Wellesley Institute supports the provincial government’s efforts to identify solutions to the current housing crisis and work to expand affordable housing opportunities across Ontario, and in particular, the Greater Toronto Area (GTA). However, we are concerned that removing lands from the Greenbelt Area to make way for residential development is an inefficient use of the existing Greenbelt that will do little to help those most in need of housing and will result in negative health and equity impacts on GTA residents.
The Greenbelt Area is an essential part of preserving Ontario’s natural ecosystem services, including providing locally-grown nutritious food and clean water, flood protection, physical and mental health benefits, and the regulation of air and water pollution. These services are critical for GTA residents. The Greenbelt provides communities with access to quality green space, which is shown to have a positive influence on mental health and wellbeing; reduces air pollution, which is linked to many adverse health problems; and protects against the harmful impacts of climate change, which affects the environmental and social determinants of health. The report by the Ontario Housing Affordability Task Force earlier this year also emphasized the need to protect Greenbelts and other environmentally sensitive areas, as they are critical for food security in the GTA.
Where people live has an enormous influence on their physical and mental health and wellbeing.

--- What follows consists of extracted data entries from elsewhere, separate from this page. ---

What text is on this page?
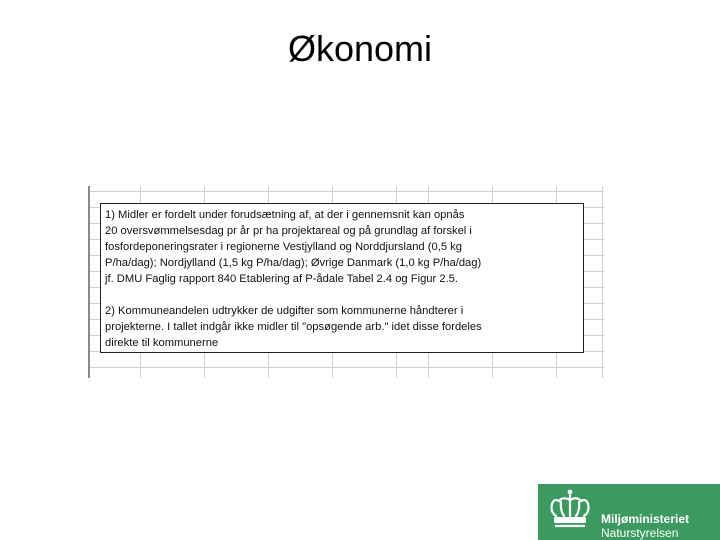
Økonomi

1) Midler er fordelt under forudsætning af, at der i gennemsnit kan opnås
20 oversvømmelsesdag pr år pr ha projektareal og på grundlag af forskel i
fosfordeponeringsrater i regionerne Vestjylland og Norddjursland (0,5 kg
P/ha/dag); Nordjylland (1,5 kg P/ha/dag); Øvrige Danmark (1,0 kg P/ha/dag)
jf. DMU Faglig rapport 840 Etablering af P-ådale Tabel 2.4 og Figur 2.5.

2) Kommuneandelen udtrykker de udgifter som kommunerne håndterer i
projekterne. I tallet indgår ikke midler til "opsøgende arb." idet disse fordeles
direkte til kommunerne

Miljøministeriet
Naturstyrelsen
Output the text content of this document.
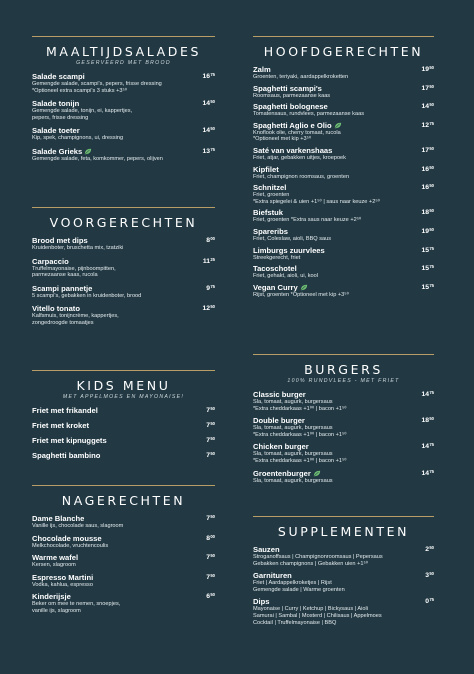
MAALTIJDSALADES
GESERVEERD MET BROOD
Salade scampi
Gemengde salade, scampi's, pepers, frisse dressing
*Optioneel extra scampi's 3 stuks +3⁵⁰
$16^{75}$
Salade tonijn
Gemengde salade, tonijn, ei, kappertjes,
pepers, frisse dressing
$14^{50}$
Salade toeter
Kip, spek, champignons, ui, dressing
$14^{50}$
Salade Grieks
Gemengde salade, feta, komkommer, pepers, olijven
$13^{75}$
VOORGERECHTEN
Brood met dips
Kruidenboter, bruschetta mix, tzatziki
$8^{00}$
Carpaccio
Truffelmayonaise, pijnboompitten,
parmezaanse kaas, rucola
$11^{25}$
Scampi pannetje
5 scampi's, gebakken in kruidenboter, brood
$9^{75}$
Vitello tonato
Kalfsmuis, tonijncrème, kappertjes,
zongedroogde tomaatjes
$12^{50}$
KIDS MENU
MET APPELMOES EN MAYONAISE!
Friet met frikandel	$7^{50}$
Friet met kroket	$7^{50}$
Friet met kipnuggets	$7^{50}$
Spaghetti bambino	$7^{50}$
NAGERECHTEN
Dame Blanche
Vanille ijs, chocolade saus, slagroom
$7^{50}$
Chocolade mousse
Melkchocolade, vruchtencoulis
$8^{00}$
Warme wafel
Kersen, slagroom
$7^{50}$
Espresso Martini
Vodka, kahlua, espresso
$7^{50}$
Kinderijsje
Beker om mee te nemen, snoepjes,
vanille ijs, slagroom
$6^{50}$
HOOFDGERECHTEN
Zalm
Groenten, teriyaki, aardappelkroketten
$19^{50}$
Spaghetti scampi's
Roomsaus, parmezaanse kaas
$17^{50}$
Spaghetti bolognese
Tomatensaus, rundvlees, parmezaanse kaas
$14^{50}$
Spaghetti Aglio e Olio
Knoflook olie, cherry tomaat, rucola
*Optioneel met kip +3⁵⁰
$12^{75}$
Saté van varkenshaas
Friet, atjar, gebakken uitjes, kroepoek
$17^{50}$
Kipfilet
Friet, champignon roomsaus, groenten
$16^{50}$
Schnitzel
Friet, groenten
*Extra spiegelei & uien +1⁵⁰ | saus naar keuze +2⁵⁰
$16^{50}$
Biefstuk
Friet, groenten *Extra saus naar keuze +2⁵⁰
$18^{50}$
Spareribs
Friet, Coleslaw, aioli, BBQ saus
$19^{50}$
Limburgs zuurvlees
Streekgerecht, friet
$15^{75}$
Tacoschotel
Friet, gehakt, aioli, ui, kool
$15^{75}$
Vegan Curry
Rijst, groenten *Optioneel met kip +3⁵⁰
$15^{75}$
BURGERS
100% RUNDVLEES - MET FRIET
Classic burger
Sla, tomaat, augurk, burgersaus
*Extra cheddarkaas +1⁰⁰ | bacon +1⁵⁰
$14^{75}$
Double burger
Sla, tomaat, augurk, burgersaus
*Extra cheddarkaas +1⁰⁰ | bacon +1⁵⁰
$18^{50}$
Chicken burger
Sla, tomaat, augurk, burgersaus
*Extra cheddarkaas +1⁰⁰ | bacon +1⁵⁰
$14^{75}$
Groentenburger
Sla, tomaat, augurk, burgersaus
$14^{75}$
SUPPLEMENTEN
Sauzen
Stroganoffsaus | Champignonroomsaus | Pepersaus
Gebakken champignons | Gebakken uien +1⁵⁰
$2^{50}$
Garnituren
Friet | Aardappelkroketjes | Rijst
Gemengde salade | Warme groenten
$3^{50}$
Dips
Mayonaise | Curry | Ketchup | Bickysaus | Aioli
Samurai | Sambal | Mosterd | Chilisaus | Appelmoes
Cocktail | Truffelmayonaise | BBQ
$0^{75}$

Wellesley Institute’s work on housing and health, as well as wealth of other research from around the world, has repeatedly demonstrated the need to build affordable housing units in existing urban and other settlement areas where people already work, live, and play. This ensures that people have easy and equitable access to services, good jobs, schools and post-secondary institutions, transportation, and opportunities for social connection – all of which are essential for healthy and resilient communities.
We encourage the Government of Ontario to re-evaluate the proposed changes to the Greenbelt Area and rather focus on ensuring increased and affordable density in communities across the GTA. Wellesley Institute research indicates that affordable mixed-income housing strengthens individual and population health. Reflecting this, the 2020 Declaration for Resilience in Canadian Cities proposed measures that are also in line with recommendations by the Housing Affordability Task Force, including permitting “as-of-right” zoning to allow for more multi-unit and multi-tenant housing units, secondary suites, garden suites, and laneway houses in low-rise residential neighbourhoods province-wide.

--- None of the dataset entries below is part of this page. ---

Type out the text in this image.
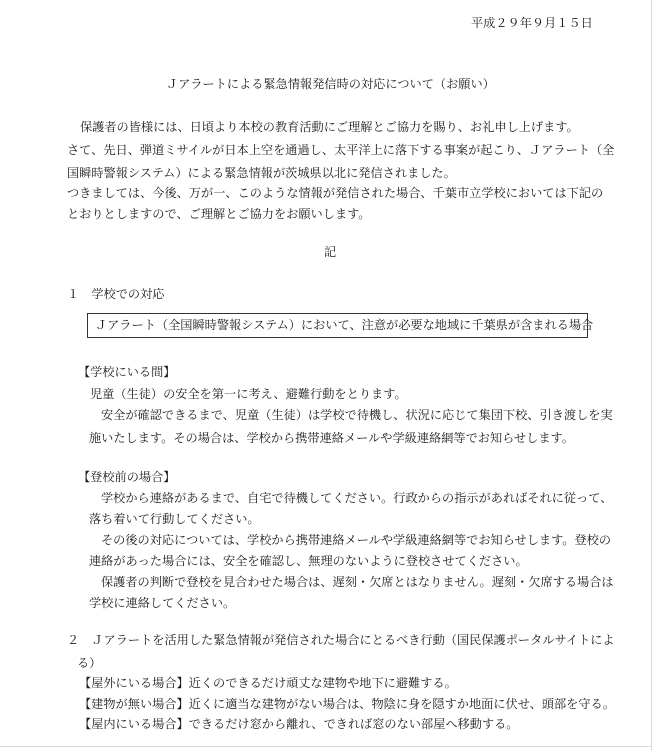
平成２９年９月１５日
Ｊアラートによる緊急情報発信時の対応について（お願い）
保護者の皆様には、日頃より本校の教育活動にご理解とご協力を賜り、お礼申し上げます。
さて、先日、弾道ミサイルが日本上空を通過し、太平洋上に落下する事案が起こり、Ｊアラート（全
国瞬時警報システム）による緊急情報が茨城県以北に発信されました。
つきましては、今後、万が一、このような情報が発信された場合、千葉市立学校においては下記の
とおりとしますので、ご理解とご協力をお願いします。
記
１　学校での対応
Ｊアラート（全国瞬時警報システム）において、注意が必要な地域に千葉県が含まれる場合
【学校にいる間】
児童（生徒）の安全を第一に考え、避難行動をとります。
安全が確認できるまで、児童（生徒）は学校で待機し、状況に応じて集団下校、引き渡しを実
施いたします。その場合は、学校から携帯連絡メールや学級連絡網等でお知らせします。
【登校前の場合】
学校から連絡があるまで、自宅で待機してください。行政からの指示があればそれに従って、
落ち着いて行動してください。
その後の対応については、学校から携帯連絡メールや学級連絡網等でお知らせします。登校の
連絡があった場合には、安全を確認し、無理のないように登校させてください。
保護者の判断で登校を見合わせた場合は、遅刻・欠席とはなりません。遅刻・欠席する場合は
学校に連絡してください。
２　Ｊアラートを活用した緊急情報が発信された場合にとるべき行動（国民保護ポータルサイトによ
る）
【屋外にいる場合】近くのできるだけ頑丈な建物や地下に避難する。
【建物が無い場合】近くに適当な建物がない場合は、物陰に身を隠すか地面に伏せ、頭部を守る。
【屋内にいる場合】できるだけ窓から離れ、できれば窓のない部屋へ移動する。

The Wellesley Institute urges the Government of Ontario to widely encourage the use of Health Equity Impact Assessments (HEIA) to ensure that future service, program, or policy changes do not lead to worsening health disparities for health disadvantaged populations. HEIAs ensure that a health equity lens is consistently used in policy making and analysis and that health disparities are identified early so policymakers can understand and influence how programs and policies affect the health outcomes of GTA residents. This could be beneficial to ensure that proposed changes, such as the amendments to the Greenbelt Plan, do not risk worsening inequities and causing harm to vulnerable communities.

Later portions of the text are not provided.